Wireless Qi-powered, Multinodal and Multisensory Body Area Network for Mobile Health
Dautta M, Jimenez A, Dia KKH, Rashid N, Abdullah Al Faruque M and Tseng P
Wireless, battery-free Body Area Networks (BAN) enable reliable long-term health monitoring with minimal intervention, and have the potential to transform patient care via mobile health monitoring. Current approaches for achieving such battery-free networks are limited in the number, capability, and positioning of sensing nodes-this is related to constraints in power supply, data rate, and working distance requirements between the wireless power source and sensing nodes. Here, we investigate a Qi-based, near-field power transfer scheme that can effectively drive wireless, battery-free, multi-node and multi-sensor BAN over long distances. This consists of a single Qi power source (such as a cellphone), a detached/untethered Passive Intermediate Relay (PIR) (facilitates power transfer from a central Qi source to multiple nodes on the body), and finally individual/detached sensing nodes placed throughout the body.

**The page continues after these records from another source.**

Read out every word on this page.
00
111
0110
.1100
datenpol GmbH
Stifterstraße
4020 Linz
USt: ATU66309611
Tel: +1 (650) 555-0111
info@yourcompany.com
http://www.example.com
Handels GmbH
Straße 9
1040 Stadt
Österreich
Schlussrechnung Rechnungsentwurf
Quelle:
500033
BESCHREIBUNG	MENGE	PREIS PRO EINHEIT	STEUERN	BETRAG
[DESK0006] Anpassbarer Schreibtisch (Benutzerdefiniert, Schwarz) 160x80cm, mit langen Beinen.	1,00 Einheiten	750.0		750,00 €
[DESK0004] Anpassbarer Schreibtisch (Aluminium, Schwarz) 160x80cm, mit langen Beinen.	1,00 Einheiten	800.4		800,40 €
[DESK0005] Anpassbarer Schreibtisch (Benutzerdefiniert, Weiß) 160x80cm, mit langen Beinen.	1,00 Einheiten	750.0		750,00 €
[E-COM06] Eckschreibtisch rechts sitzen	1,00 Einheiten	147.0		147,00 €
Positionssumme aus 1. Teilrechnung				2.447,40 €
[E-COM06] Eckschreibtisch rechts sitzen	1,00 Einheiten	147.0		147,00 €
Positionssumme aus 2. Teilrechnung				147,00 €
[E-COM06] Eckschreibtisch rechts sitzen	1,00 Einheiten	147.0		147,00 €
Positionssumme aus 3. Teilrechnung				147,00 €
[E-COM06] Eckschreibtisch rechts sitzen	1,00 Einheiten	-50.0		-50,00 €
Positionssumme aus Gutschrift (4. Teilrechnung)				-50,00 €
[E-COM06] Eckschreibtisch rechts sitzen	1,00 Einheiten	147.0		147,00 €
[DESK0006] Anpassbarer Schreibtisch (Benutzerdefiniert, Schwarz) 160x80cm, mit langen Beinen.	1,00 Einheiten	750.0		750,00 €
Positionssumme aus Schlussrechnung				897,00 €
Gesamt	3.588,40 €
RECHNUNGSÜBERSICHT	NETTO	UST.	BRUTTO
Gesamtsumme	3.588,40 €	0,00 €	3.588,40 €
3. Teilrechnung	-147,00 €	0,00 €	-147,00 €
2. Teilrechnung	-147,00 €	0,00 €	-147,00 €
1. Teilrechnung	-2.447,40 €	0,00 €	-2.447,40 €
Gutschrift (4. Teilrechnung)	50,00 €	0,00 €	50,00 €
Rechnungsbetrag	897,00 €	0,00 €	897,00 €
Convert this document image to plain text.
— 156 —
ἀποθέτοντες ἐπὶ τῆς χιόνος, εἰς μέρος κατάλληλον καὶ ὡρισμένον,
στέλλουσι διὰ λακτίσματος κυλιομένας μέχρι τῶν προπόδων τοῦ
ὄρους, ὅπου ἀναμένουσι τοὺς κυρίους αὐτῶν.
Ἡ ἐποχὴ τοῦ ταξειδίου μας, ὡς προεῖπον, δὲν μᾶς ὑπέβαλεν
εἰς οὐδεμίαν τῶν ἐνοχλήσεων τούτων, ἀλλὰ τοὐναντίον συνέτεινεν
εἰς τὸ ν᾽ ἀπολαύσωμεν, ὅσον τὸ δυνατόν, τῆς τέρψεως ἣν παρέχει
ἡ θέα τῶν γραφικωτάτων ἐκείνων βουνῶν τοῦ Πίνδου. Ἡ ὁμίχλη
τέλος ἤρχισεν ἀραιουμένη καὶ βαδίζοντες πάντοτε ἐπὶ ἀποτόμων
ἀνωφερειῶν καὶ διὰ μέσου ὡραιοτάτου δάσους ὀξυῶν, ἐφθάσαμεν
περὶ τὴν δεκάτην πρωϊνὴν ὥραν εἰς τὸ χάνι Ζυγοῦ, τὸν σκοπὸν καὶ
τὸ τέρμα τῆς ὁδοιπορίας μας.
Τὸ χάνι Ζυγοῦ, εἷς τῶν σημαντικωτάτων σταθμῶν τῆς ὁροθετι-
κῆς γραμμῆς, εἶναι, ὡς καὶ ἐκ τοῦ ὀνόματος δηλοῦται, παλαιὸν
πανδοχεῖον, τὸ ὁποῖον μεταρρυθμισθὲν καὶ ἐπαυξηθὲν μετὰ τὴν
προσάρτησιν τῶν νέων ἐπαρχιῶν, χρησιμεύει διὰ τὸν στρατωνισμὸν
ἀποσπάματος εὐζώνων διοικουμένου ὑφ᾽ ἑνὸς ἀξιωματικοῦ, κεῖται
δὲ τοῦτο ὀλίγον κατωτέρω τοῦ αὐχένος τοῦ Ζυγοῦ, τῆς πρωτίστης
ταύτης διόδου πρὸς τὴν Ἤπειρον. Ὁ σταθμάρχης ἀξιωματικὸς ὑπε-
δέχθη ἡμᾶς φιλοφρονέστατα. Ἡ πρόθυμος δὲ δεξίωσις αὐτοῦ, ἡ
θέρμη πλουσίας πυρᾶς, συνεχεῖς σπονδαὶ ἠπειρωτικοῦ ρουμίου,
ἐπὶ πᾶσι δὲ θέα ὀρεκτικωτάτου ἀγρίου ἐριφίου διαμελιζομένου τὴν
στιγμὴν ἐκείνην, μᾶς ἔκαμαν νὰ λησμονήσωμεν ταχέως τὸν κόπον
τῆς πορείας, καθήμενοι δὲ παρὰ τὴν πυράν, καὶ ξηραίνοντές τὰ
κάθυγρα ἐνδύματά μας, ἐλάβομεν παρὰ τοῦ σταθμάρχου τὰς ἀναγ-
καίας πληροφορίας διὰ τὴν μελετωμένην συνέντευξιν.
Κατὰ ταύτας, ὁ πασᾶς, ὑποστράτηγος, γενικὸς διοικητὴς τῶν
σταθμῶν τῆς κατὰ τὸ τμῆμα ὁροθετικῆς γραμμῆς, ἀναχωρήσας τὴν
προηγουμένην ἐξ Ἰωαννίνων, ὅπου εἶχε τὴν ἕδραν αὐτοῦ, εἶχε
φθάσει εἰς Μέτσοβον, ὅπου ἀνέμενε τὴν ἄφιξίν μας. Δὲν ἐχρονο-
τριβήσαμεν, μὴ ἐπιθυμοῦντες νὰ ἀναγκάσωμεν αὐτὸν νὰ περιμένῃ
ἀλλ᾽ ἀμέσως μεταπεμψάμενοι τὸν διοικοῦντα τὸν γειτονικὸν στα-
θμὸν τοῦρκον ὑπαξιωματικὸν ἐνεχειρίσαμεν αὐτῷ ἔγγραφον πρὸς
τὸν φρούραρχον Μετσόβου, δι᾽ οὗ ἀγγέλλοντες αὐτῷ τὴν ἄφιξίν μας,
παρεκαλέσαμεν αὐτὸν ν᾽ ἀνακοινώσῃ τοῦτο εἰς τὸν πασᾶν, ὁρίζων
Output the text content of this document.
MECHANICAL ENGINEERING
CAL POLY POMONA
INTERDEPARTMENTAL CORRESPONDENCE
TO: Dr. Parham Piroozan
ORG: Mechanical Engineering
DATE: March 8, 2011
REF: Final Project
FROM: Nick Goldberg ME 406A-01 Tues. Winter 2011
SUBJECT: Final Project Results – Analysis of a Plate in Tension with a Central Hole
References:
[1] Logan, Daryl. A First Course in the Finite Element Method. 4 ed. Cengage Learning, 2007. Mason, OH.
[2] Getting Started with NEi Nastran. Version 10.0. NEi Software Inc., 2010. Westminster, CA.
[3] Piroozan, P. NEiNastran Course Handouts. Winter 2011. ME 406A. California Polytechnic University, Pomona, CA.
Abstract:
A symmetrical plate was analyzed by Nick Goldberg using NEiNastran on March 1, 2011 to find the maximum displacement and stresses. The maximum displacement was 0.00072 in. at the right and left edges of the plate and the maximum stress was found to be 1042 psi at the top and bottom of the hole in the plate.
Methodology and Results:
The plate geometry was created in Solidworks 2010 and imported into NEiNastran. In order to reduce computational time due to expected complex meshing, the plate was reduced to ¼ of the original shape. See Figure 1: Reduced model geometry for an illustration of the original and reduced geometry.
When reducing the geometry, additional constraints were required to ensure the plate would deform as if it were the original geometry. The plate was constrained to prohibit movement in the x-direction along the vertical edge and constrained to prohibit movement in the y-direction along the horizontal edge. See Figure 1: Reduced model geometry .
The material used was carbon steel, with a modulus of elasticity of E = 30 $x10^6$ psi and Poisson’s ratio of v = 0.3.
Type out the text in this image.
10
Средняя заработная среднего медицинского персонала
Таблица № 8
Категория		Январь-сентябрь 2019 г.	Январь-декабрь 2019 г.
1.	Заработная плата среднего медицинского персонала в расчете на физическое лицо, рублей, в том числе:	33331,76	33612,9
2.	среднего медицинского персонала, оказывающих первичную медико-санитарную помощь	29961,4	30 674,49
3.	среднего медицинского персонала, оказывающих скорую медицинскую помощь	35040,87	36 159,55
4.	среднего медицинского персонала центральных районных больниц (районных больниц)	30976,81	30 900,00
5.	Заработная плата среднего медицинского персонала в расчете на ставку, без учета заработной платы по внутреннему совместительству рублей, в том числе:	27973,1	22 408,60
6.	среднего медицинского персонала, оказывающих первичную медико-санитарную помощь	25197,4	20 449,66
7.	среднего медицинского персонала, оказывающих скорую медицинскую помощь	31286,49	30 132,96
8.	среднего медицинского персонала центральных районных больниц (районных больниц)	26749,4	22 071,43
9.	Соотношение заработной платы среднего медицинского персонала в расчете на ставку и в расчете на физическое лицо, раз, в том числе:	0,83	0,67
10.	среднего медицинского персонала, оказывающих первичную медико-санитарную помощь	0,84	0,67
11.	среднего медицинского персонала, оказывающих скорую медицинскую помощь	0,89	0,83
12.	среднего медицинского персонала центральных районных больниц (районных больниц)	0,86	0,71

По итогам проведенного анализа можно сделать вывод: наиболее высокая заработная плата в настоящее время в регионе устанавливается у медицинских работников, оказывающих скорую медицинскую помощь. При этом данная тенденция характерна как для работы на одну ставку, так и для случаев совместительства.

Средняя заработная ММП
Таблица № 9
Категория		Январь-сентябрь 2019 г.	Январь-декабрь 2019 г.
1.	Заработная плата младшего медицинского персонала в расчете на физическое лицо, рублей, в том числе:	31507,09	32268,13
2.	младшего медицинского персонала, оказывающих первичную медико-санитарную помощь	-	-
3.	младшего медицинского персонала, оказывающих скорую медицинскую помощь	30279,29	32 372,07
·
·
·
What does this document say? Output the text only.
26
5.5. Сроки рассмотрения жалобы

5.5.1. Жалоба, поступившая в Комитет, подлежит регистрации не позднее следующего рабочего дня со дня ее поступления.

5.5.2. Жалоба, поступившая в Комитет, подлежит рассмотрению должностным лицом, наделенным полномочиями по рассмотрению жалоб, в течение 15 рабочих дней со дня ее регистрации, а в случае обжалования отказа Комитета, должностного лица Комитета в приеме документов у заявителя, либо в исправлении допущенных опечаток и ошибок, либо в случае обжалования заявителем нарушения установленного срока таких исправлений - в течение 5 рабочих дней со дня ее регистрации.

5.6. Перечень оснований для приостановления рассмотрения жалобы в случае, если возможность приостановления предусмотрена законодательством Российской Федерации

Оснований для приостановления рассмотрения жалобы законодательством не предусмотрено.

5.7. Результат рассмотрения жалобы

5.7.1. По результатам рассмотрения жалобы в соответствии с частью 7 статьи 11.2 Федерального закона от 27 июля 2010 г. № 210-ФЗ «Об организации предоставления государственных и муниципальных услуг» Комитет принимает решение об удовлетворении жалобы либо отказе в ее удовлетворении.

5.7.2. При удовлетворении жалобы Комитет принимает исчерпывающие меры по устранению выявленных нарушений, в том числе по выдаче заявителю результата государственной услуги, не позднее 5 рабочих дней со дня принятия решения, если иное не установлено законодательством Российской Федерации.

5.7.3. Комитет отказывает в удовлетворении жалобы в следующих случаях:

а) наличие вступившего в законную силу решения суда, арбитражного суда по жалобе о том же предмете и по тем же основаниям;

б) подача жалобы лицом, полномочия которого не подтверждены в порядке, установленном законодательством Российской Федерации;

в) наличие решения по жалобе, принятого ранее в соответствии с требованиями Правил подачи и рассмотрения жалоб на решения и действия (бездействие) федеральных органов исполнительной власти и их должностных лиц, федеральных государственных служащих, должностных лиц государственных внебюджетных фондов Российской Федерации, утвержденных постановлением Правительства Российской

Alongside this power scheme we implement the star network topology of a Gazell protocol to enable the continuous connection of one host to many sensing nodes while minimizing data loss over long temporal periods. The high-power transmission capabilities of Qi enables wireless support for a multitude of sensors (up to 12), and sensing nodes (up to 6) with a single transmitter at long distances (60 cm) and a sample rate of 20 Hz. This scheme is studied both in-vitro and in-vivo on the body.